There is a real correlation between work/life balance, “foreign policy stuff” and the women’s perspective that is missing from foreign policy, according to Anne-Marie Slaughter
She writes for ForeignPolicy.com on why foreign policy is disadvantaged by being an all-boys club.
“Foreign policy is a very male world” she writes, “the women who have made it are a small and close club, all committed to advancing the careers of younger women and worried that even engaging in this conversation could make it harder to break those glass ceilings.”
“If more women could juggle work and family successfully enough to allow them to remain on high-powered foreign-policy career tracks, more women would be available for top foreign-policy jobs”.
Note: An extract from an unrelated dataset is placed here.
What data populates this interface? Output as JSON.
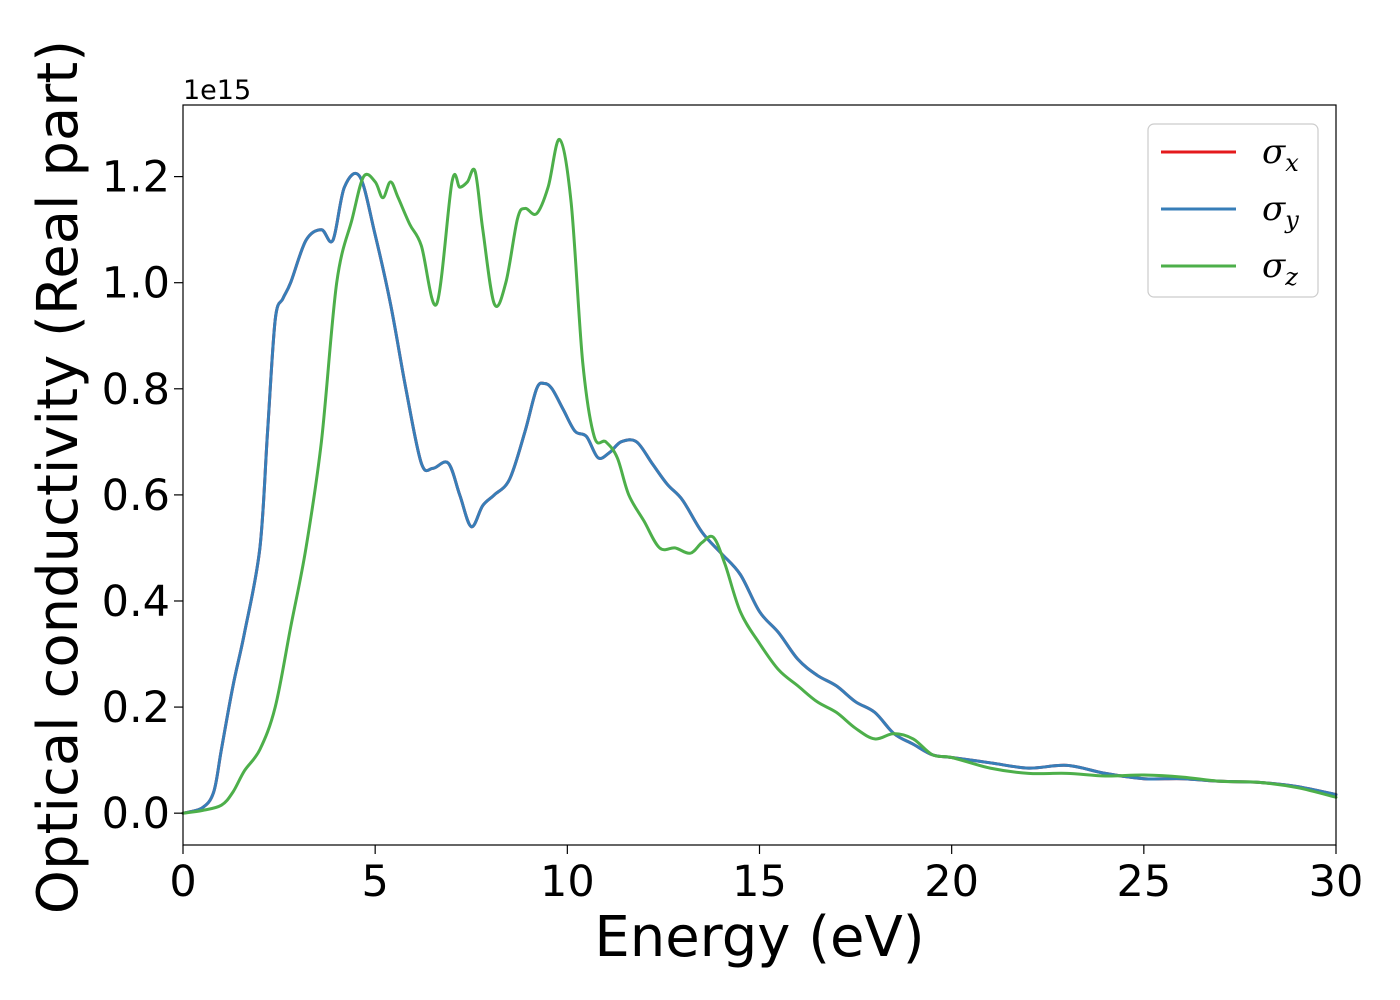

According to Slaughter, the fact remains that foreign policy is predominantly a boys club, with the men “shaping America’s place in the world”.
As she surmises, there is one crucial perspective missing, and if more women were able to strike actual work-life balance they could access the capacity to stay on high-powered career tracks, and there would be much broader diversity and perspective that is necessary for such strategic processes.
This wider diversity “would change the world far more than you think, from giving peace talks a better chance to making us better able to mobilise international coalitions to reordering what issues governments even choose to work on” she writes.
The result, she says, matters “in ways that hinder the country’s ability to address the complex new challenges of our 21st-century planet. Countries would be better served if “both perspectives were equally represented in any decision-making process.”